The EUR/JPY pair is trading weaker at around 163.55, ending a four-day winning streak during the early European session on Friday. The Japanese yen (JPY) is rising slightly after Japan’s gross domestic product (GDP) came in stronger than expected, growing 0.8% quarter-on-quarter in the second quarter. The encouraging GDP growth numbers reinforce the possibility of a near-term interest rate hike by the Bank of Japan (BoJ).

The cross continues its uptrend on the 4-hour chart, with the price above the key 100-period Exponential Moving Averages (EMA). The Relative Strength Index (RSI) is above the midline at 68.50, suggesting that bearish oscillations are present.

The potential upside barrier for EUR/JPY is the psychological level of 164.00. A sustained break above this level will suggest a continuation of the rally to 164.89, a low from July 25. Further gains will lead to a rally to 166.56, a high from July 31.

On the downside, the 163.10-163.00 zone acts as an initial support level for the cross. The additional downside filter to watch is at 161.95, a low from August 15. The next conflict level is seen at 160.59, a low from August 14.

EUR/JPY 4-hour chart

Frequently asked questions about the Japanese yen

The Japanese yen (JPY) is one of the most traded currencies in the world. Its value is largely determined by the performance of the Japanese economy, more specifically by the policies of the Bank of Japan, the difference between Japanese and US bond yields or the risk appetite of traders, among other factors.

One of the Bank of Japan’s responsibilities is currency control, so its actions are crucial for the yen. The BoJ has sometimes intervened directly in foreign exchange markets, generally to lower the value of the yen, although it often refrains from doing so due to political concerns among its major trading partners.
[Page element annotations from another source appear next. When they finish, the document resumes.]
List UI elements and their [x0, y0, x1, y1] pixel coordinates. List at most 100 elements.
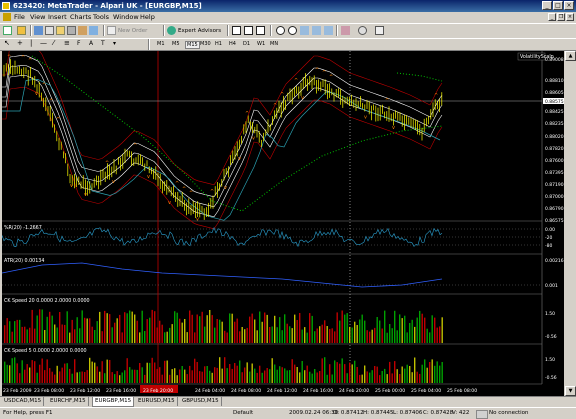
ck-speed-20-bar: [319, 326, 321, 343]
equidistant-channel-icon[interactable]: ≡: [64, 39, 70, 47]
wpr-pane: [1, 226, 542, 248]
line-chart-icon[interactable]: [256, 26, 265, 35]
menu-window[interactable]: Window: [113, 13, 139, 21]
ck-speed-20-bar: [176, 312, 178, 343]
ck-speed-20-bar: [294, 314, 296, 343]
ck-speed-5-bar: [176, 375, 178, 383]
text-icon[interactable]: A: [89, 40, 93, 47]
ck-speed-5-bar: [156, 368, 158, 383]
tab-gbpusd[interactable]: GBPUSD,M15: [180, 397, 222, 406]
metaeditor-icon[interactable]: [89, 26, 98, 35]
menu-view[interactable]: View: [30, 13, 45, 21]
ck-speed-5-bar: [141, 367, 143, 383]
new-order-button[interactable]: New Order: [118, 28, 147, 34]
trendline-icon[interactable]: ⁄: [53, 39, 54, 47]
ck-speed-20-bar: [41, 309, 43, 343]
time-tick: 23 Feb 08:00: [34, 388, 64, 394]
indicators-icon[interactable]: [341, 26, 350, 35]
ck-speed-20-bar: [339, 320, 341, 343]
minimize-button[interactable]: _: [542, 1, 552, 10]
ck-speed-20-bar: [26, 329, 28, 343]
timeframe-mn[interactable]: MN: [270, 41, 278, 47]
tab-eurchf[interactable]: EURCHF,M15: [48, 397, 89, 406]
ck-speed-20-bar: [429, 332, 431, 343]
crosshair-icon[interactable]: +: [17, 39, 23, 47]
menu-file[interactable]: File: [14, 13, 25, 21]
tab-usdcad[interactable]: USDCAD,M15: [2, 397, 45, 406]
menu-help[interactable]: Help: [140, 13, 155, 21]
chart-canvas[interactable]: ^ ^^v^^^vv^v^vv^^^v^vv^v^^^v^ ^^v^v^ Volat…: [1, 43, 564, 396]
vertical-line-icon[interactable]: |: [30, 39, 32, 47]
timeframe-m30[interactable]: M30: [200, 41, 211, 47]
child-restore-button[interactable]: ❐: [557, 13, 565, 21]
menu-insert[interactable]: Insert: [48, 13, 67, 21]
navigator-icon[interactable]: [56, 26, 65, 35]
scroll-down-button[interactable]: ▼: [565, 386, 576, 396]
ck-speed-5-bar: [89, 357, 91, 383]
time-tick: 24 Feb 04:00: [195, 388, 225, 394]
ck-speed-20-bar: [151, 309, 153, 343]
market-watch-icon[interactable]: [34, 26, 43, 35]
ck-speed-5-bar: [131, 369, 133, 383]
chart-window[interactable]: ^ ^ ^ v ^ ^ ^ v v ^ v ^ v v ^ ^ ^ v ^ v v ^ v ^ ^ ^ v ^ ^ ^ v ^ v ^ Volat…: [1, 43, 564, 396]
data-window-icon[interactable]: [45, 26, 54, 35]
ck-speed-5-bar: [144, 374, 146, 383]
child-minimize-button[interactable]: _: [548, 13, 556, 21]
ck-speed-5-bar: [221, 368, 223, 383]
ck-speed-5-bar: [309, 371, 311, 383]
tab-eurgbp[interactable]: EURGBP,M15: [92, 397, 135, 407]
terminal-icon[interactable]: [67, 26, 76, 35]
new-order-icon[interactable]: [107, 26, 116, 35]
new-chart-icon[interactable]: [3, 26, 12, 35]
expert-advisors-button[interactable]: Expert Advisors: [178, 28, 221, 34]
menu-charts[interactable]: Charts: [70, 13, 91, 21]
buy-arrow-icon: v: [252, 136, 255, 142]
tile-windows-icon[interactable]: [300, 26, 309, 35]
candlestick-icon[interactable]: [244, 26, 253, 35]
ck-speed-5-bar: [289, 370, 291, 383]
expert-advisors-icon[interactable]: [167, 26, 176, 35]
timeframe-h4[interactable]: H4: [229, 41, 236, 47]
atr-level: 0.001: [545, 283, 558, 289]
scroll-up-button[interactable]: ▲: [565, 51, 576, 61]
timeframe-d1[interactable]: D1: [243, 41, 250, 47]
menu-tools[interactable]: Tools: [93, 13, 109, 21]
ck-speed-5-bar: [264, 370, 266, 383]
cursor-icon[interactable]: ↖: [4, 39, 10, 47]
atr-pane: [1, 262, 542, 288]
ck-speed-20-bar: [109, 314, 111, 343]
green-dotted-line: [31, 55, 443, 212]
maximize-button[interactable]: □: [553, 1, 563, 10]
chart-shift-icon[interactable]: [312, 26, 321, 35]
ck-speed-5-bar: [181, 366, 183, 383]
ck-speed-20-bar: [246, 327, 248, 343]
child-close-button[interactable]: ×: [566, 13, 574, 21]
vertical-scrollbar[interactable]: ▲ ▼: [565, 51, 576, 396]
ck-speed-5-bar: [356, 367, 358, 383]
zoom-out-icon[interactable]: [288, 26, 297, 35]
tab-eurusd[interactable]: EURUSD,M15: [136, 397, 178, 406]
label-icon[interactable]: T: [101, 40, 105, 47]
zoom-in-icon[interactable]: [276, 26, 285, 35]
ck-speed-5-bar: [81, 371, 83, 383]
timeframe-m1[interactable]: M1: [157, 41, 165, 47]
close-button[interactable]: ×: [564, 1, 574, 10]
ck-speed-20-bar: [99, 311, 101, 343]
timeframe-m5[interactable]: M5: [172, 41, 180, 47]
timeframe-w1[interactable]: W1: [257, 41, 265, 47]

The BoJ’s current ultra-loose monetary policy, based on massive economic stimulus, has led to a depreciation of the yen against its major counterpart currencies. This process has recently worsened due to a growing policy divergence between the Bank of Japan and other major central banks, which have opted to raise interest rates sharply to combat decades of high inflation.

The BoJ’s stance of maintaining its ultra-loose monetary policy has led to a growing divergence in its policies with other central banks, particularly the US Federal Reserve. This is leading to a widening of the spread between the US and Japanese 10-year bonds, favoring the US dollar against the Japanese yen.

The Japanese yen is often viewed as a safe haven asset. This means that during times of market stress, investors are more likely to put their money into the Japanese currency because it is seen as reliable and stable. Turbulent times are likely to strengthen the yen’s value against other currencies that are considered riskier.